The Grizzlies lost their first five games under Brown before beating Washington, 85-74, on Nov. 23. They won just two of their first 12. Even so, Brown and West said, they liked what they saw. Memphis played close in nearly every game. Two went to overtime. Brown countered the defeats with continuity. He followed the same routine, telling and retelling stories about Kareem and Oscar and other old stars, pounding in his messages, attempting to radiate the very self-assurance and steadiness he sought from his players.
"This is the fourth time I've done this, not the first time," he said, referring to his previous pro jobs with the Kentucky Colonels of the old ABA and the Atlanta Hawks and New York Knicks. "Every day, you've got to come to the job. Image. Organization. Totally professional. A lot of days, it's like a guy trying to turn around a bankrupt business. He's tired, but you still keep coming."

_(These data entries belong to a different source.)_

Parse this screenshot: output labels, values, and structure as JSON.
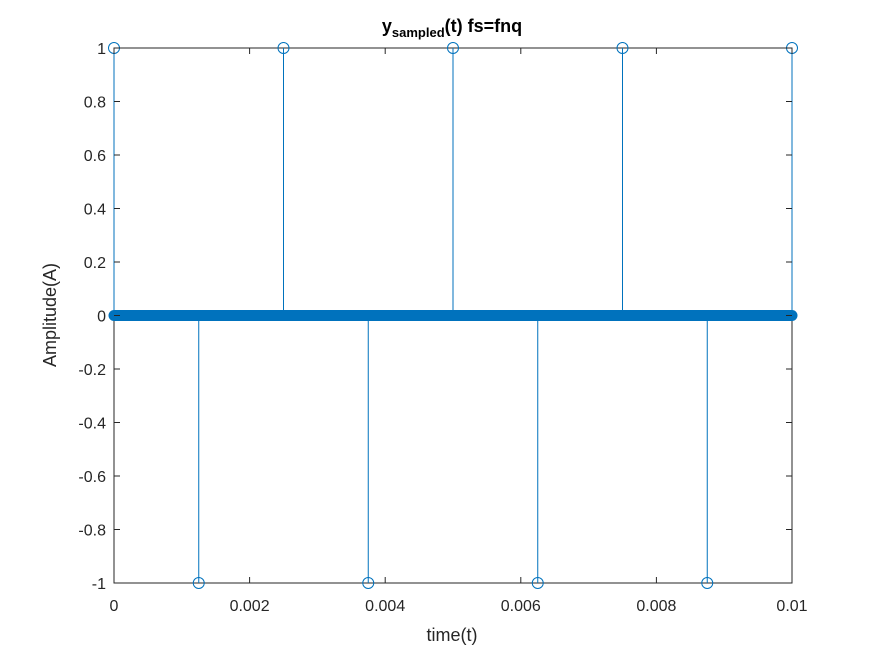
{
  "chart_data": {
    "type": "stem",
    "title": {
      "main": "y",
      "subscript": "sampled",
      "suffix": "(t) fs=fnq"
    },
    "xlabel": "time(t)",
    "ylabel": "Amplitude(A)",
    "xlim": [
      0,
      0.01
    ],
    "ylim": [
      -1,
      1
    ],
    "xticks": [
      0,
      0.002,
      0.004,
      0.006,
      0.008,
      0.01
    ],
    "xtick_labels": [
      "0",
      "0.002",
      "0.004",
      "0.006",
      "0.008",
      "0.01"
    ],
    "yticks": [
      -1,
      -0.8,
      -0.6,
      -0.4,
      -0.2,
      0,
      0.2,
      0.4,
      0.6,
      0.8,
      1
    ],
    "ytick_labels": [
      "-1",
      "-0.8",
      "-0.6",
      "-0.4",
      "-0.2",
      "0",
      "0.2",
      "0.4",
      "0.6",
      "0.8",
      "1"
    ],
    "grid": false,
    "box": true,
    "color": "#0072BD",
    "series": [
      {
        "x": [
          0,
          0.00125,
          0.0025,
          0.00375,
          0.005,
          0.00625,
          0.0075,
          0.00875,
          0.01
        ],
        "y": [
          1,
          -1,
          1,
          -1,
          1,
          -1,
          1,
          -1,
          1
        ]
      }
    ],
    "zero_samples": {
      "x_start": 0,
      "x_end": 0.01,
      "y": 0
    }
  }
}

Brown made sure he took care of himself, too. He never tried to deny his age; instead, he accommodated it. He compared his personal challenges to those faced by NFL coach Dick Vermeil, who at 63 led the St. Louis Rams to a Super Bowl title in 2000.

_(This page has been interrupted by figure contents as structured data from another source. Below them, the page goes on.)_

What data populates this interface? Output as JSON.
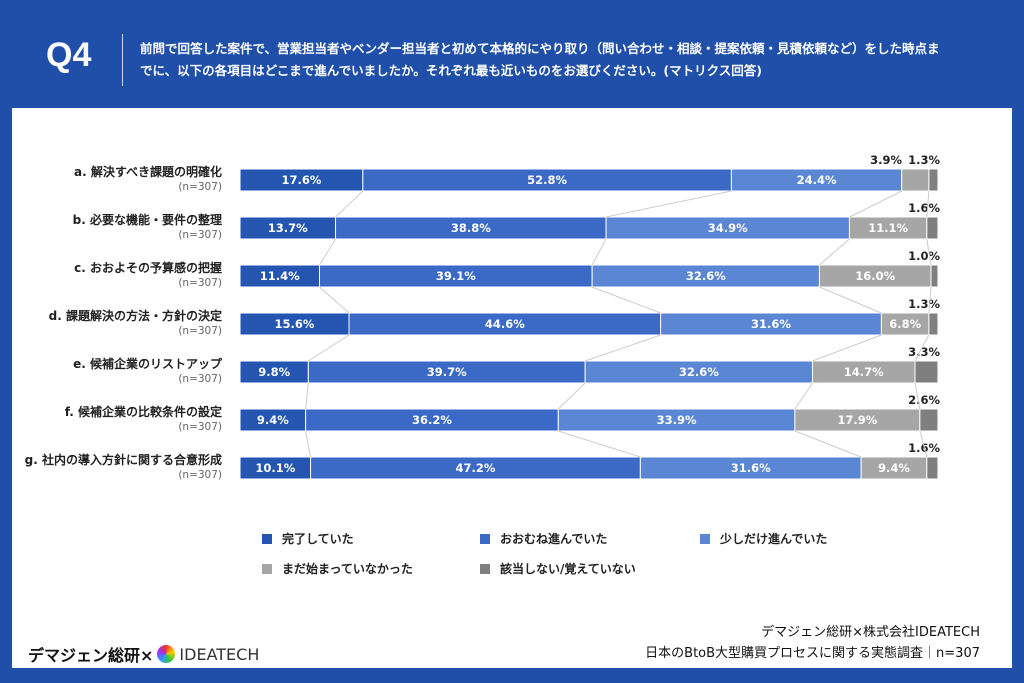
{
  "header": {
    "q": "Q4",
    "question": "前問で回答した案件で、営業担当者やベンダー担当者と初めて本格的にやり取り（問い合わせ・相談・提案依頼・見積依頼など）をした時点までに、以下の各項目はどこまで進んでいましたか。それぞれ最も近いものをお選びください。(マトリクス回答)"
  },
  "chart_data": {
    "type": "bar",
    "stacked": true,
    "orientation": "horizontal",
    "xlim": [
      0,
      100
    ],
    "unit": "%",
    "categories": [
      "a. 解決すべき課題の明確化",
      "b. 必要な機能・要件の整理",
      "c. おおよその予算感の把握",
      "d. 課題解決の方法・方針の決定",
      "e. 候補企業のリストアップ",
      "f. 候補企業の比較条件の設定",
      "g. 社内の導入方針に関する合意形成"
    ],
    "n_label": "(n=307)",
    "series": [
      {
        "name": "完了していた",
        "color": "#2455b0",
        "values": [
          17.6,
          13.7,
          11.4,
          15.6,
          9.8,
          9.4,
          10.1
        ]
      },
      {
        "name": "おおむね進んでいた",
        "color": "#3b69c6",
        "values": [
          52.8,
          38.8,
          39.1,
          44.6,
          39.7,
          36.2,
          47.2
        ]
      },
      {
        "name": "少しだけ進んでいた",
        "color": "#5a86d3",
        "values": [
          24.4,
          34.9,
          32.6,
          31.6,
          32.6,
          33.9,
          31.6
        ]
      },
      {
        "name": "まだ始まっていなかった",
        "color": "#a6a6a6",
        "values": [
          3.9,
          11.1,
          16.0,
          6.8,
          14.7,
          17.9,
          9.4
        ]
      },
      {
        "name": "該当しない/覚えていない",
        "color": "#7f7f7f",
        "values": [
          1.3,
          1.6,
          1.0,
          1.3,
          3.3,
          2.6,
          1.6
        ]
      }
    ]
  },
  "footer": {
    "logo_left": "デマジェン総研×",
    "logo_right": "IDEATECH",
    "source_line1": "デマジェン総研×株式会社IDEATECH",
    "source_line2": "日本のBtoB大型購買プロセスに関する実態調査｜n=307"
  }
}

"The first adjustment is the pressure of the game," he said. "The second adjustment is you have to become conditioned to so many games and the travel. Rest, vitamins, food. The whole routine. As basic as it sounds, that's how you do it."

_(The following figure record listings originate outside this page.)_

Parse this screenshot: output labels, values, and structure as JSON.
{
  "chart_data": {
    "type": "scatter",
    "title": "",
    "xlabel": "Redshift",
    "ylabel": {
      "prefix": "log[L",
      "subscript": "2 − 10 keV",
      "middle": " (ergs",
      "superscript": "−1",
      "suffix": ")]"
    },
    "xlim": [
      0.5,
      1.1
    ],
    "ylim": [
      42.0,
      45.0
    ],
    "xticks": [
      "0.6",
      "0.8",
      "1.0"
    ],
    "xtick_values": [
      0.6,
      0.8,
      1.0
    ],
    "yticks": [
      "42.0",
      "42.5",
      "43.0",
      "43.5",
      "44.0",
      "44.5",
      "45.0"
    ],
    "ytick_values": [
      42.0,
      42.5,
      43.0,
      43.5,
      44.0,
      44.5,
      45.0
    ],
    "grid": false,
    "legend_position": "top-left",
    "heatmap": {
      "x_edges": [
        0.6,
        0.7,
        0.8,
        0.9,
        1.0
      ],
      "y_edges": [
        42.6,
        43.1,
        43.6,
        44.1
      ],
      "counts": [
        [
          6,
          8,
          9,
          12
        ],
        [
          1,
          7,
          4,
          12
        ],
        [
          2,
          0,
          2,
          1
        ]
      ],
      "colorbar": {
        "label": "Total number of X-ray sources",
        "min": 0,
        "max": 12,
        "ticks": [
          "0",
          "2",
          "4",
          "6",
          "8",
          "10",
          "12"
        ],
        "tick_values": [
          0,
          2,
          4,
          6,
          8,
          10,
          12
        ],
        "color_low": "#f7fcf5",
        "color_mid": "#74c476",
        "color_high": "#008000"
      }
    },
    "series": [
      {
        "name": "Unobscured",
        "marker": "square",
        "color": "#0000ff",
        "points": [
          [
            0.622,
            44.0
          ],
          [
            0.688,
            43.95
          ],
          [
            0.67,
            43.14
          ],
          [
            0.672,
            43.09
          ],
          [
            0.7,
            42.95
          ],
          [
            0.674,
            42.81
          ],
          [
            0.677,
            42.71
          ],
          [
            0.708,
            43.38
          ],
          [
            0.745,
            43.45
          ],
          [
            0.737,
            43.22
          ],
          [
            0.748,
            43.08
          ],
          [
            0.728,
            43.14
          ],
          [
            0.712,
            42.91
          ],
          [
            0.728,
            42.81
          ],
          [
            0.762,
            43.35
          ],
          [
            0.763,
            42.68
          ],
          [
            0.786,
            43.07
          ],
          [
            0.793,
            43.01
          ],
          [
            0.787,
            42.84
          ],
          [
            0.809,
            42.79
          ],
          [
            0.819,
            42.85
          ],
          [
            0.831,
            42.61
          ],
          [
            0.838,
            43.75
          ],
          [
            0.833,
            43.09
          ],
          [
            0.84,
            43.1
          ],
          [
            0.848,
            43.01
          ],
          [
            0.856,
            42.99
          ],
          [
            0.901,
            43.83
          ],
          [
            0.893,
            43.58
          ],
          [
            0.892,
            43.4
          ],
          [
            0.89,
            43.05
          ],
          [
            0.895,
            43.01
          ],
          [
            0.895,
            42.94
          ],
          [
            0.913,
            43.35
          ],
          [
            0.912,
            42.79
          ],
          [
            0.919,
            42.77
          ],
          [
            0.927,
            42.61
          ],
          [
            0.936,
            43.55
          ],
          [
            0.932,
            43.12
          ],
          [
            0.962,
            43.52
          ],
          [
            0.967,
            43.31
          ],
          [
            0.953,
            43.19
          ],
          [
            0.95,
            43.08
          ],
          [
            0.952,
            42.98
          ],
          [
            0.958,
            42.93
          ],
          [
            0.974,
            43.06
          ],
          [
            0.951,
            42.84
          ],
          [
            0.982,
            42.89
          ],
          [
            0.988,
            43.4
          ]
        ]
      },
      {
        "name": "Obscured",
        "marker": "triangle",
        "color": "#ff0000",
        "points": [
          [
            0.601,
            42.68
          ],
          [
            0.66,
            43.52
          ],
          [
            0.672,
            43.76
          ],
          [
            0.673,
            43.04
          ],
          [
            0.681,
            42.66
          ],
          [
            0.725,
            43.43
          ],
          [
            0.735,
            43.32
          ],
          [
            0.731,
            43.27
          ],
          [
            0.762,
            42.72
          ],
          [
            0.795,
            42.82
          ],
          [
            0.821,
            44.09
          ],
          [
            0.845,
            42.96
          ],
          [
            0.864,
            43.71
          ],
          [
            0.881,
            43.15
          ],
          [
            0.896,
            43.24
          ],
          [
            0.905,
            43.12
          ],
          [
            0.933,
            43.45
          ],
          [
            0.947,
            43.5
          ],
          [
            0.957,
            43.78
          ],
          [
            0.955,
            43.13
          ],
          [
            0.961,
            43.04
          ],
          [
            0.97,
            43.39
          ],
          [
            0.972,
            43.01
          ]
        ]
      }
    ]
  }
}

Brown planned meticulously, taught comprehensively and tried to get plenty of sleep. Still, what occurred on the court often failed to look as pretty as diagrammed.
"We're going to make some mistakes," Gooden, 21, said. "We're just young, real young right now."
Even so, a rapport seems to be developing between the senior coach and his precocious players. "What do you want to know about the old guy?" Knight said mischievously to a reporter before a game last week, within earshot of Brown as he charted a game plan in the locker room. Later, Knight explained more seriously: "The allowance for not playing well, for not playing hard, is gone."
It's not that Brown has drained all of the fun out of the sport. Guard Jason Williams, a gifted player who has been accused of failing to reach his potential, jogged to the sideline in overtime of a close game against the Minnesota Timberwolves on Nov. 19. Brown, who had been customarily boisterous and emphatic that night, stepped out to the court, thinking Williams had a question for him. He didn't.
"If you say you're mellow now," Williams, 27, deadpanned to Brown, "I wouldn't have wanted to have known you before."
Then Williams walked away.
Even more unexpected than the comment was Brown's reaction to it: He burst into laughter right there on the court.
"Everybody says: How can this old guy relate to young players?" said Brown's son, Brendan, brought on as an assistant when his father took the job. "They would have a point if he was trying to talk about Eminem or DVD players or the cars they drive.
"But one thing they know he can do is coach NBA basketball. They really have responded, because it makes it easier for them to succeed."